Venezuela Blames Trump as It Nears Possible Bankruptcy Under Maduro

Venezuela's Nicolas Maduro
Venezuela's President Nicolas Maduro shows a document with the details of a "constituent assembly" to reform the constitution during a rally at Miraflores Palace in Caracas, Venezuela. U.S. sanctions pose a greater hurdle for the South American nation to transfer debt payments through the international financial system. Carlos Barria/Reuters

Venezuela could be days away from a financial collapse if its oil empire falls behind on crucial debt payments—a result that would further accelerate the nation's chaos under President Nicolás Maduro.

But Maduro's government is already blaming someone else for the potential crisis: President Donald Trump.

"We are starting an era where the dictatorship of the 'dollar boss' will not be imposed and we're ridding ourselves from this supposed threat of Trump," Venezuelan Vice President Tareck El Aissami said on state-run TV in September.

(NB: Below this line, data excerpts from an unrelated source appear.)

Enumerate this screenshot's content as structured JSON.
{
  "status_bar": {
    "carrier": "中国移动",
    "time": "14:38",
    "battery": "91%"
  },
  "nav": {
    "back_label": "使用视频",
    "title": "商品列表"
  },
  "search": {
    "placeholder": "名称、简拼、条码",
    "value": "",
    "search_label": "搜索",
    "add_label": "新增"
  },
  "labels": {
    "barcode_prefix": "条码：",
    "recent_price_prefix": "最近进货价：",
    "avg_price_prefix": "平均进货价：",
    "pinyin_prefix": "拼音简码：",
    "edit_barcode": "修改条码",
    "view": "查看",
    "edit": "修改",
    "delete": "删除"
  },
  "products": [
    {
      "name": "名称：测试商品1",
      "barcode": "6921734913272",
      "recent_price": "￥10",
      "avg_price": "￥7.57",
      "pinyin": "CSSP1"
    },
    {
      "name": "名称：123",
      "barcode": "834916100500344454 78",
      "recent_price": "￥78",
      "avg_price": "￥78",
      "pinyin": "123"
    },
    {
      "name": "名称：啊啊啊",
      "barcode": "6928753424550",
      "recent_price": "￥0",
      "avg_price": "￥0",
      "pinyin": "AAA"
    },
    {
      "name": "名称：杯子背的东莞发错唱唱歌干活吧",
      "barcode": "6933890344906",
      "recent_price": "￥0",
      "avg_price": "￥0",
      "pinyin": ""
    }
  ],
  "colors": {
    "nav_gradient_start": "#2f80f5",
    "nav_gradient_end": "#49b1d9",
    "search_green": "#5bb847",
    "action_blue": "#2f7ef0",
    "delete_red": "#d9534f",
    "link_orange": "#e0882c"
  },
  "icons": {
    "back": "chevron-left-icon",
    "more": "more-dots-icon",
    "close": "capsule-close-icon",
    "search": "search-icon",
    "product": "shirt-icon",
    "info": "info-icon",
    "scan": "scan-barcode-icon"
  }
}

Trump levied sanctions over the summer on Venezuela as Maduro tightened his grip on the country and effectively turned it into an authoritarian regime. The Venezuelan strongman's government is now blaming Trump for a debt crisis that has hovered over the nation for years.

But Trump and Congress said Maduro is getting exactly what he deserves for his violent rule.

"They do not have the economy, they've made terrible economic decisions," Senator Marco Rubio told CNBC Tuesday. "Their moment is coming."

It could be coming within the next week.

Venezuela's state-run oil company Petróleos de Venezuela (PDVSA) faces a $984 million debt deadline on Friday. Reports this week said the company has made good on two missed interest payments and earmarked money ahead of the deadline.

But PDVSA also has to ensure a $1.2 billion maturing bond payment by November 2, or else lose control of the U.S.-based oil company Citgo.

Fears of Venezuela going bankrupt have spread since at least 2014, when plummeting oil prices were taking a toll on Venezuela's economy. In recent months, PDVSA has struggled to make payments on multimillion-dollar bonds. Furthermore, rating agency Fitch downgraded Venezuela's credit to "CC"— two ratings above default— in late August. The agency followed in the footsteps of Standard & Poor, which rated Venezuela's rating to "junk" in July.

Despite the effects of the sanctions, experts believe that PDVSA will be able to pay its bonds because such restrictions provide a greater incentive for Maduro to keep investors happy if he wants to remain in office, according to Bloomberg. Rafael Ramirez, former head of PDVSA, told the publication the company has "all the resources to honor its liabilities." He said the company was not in a position to fail.

But such payment in the coming days will come at the expense of money allotted to purchase food and other basic needs for the nation's impoverished citizens.

"[The Maduro administration] is signing its death warrant if they decide to honor its bonds and avoid default instead of feeding their own people," Roger F. Noriega, senior fellow at the American Enterprise Institute and former U.S. ambassador to the Organization of American States, told Newsweek. "They want to use every trick in the book to scrape off money. What this means is a drastic measure because the scarcity of goods will be greater, and it puts them on a slippery slope."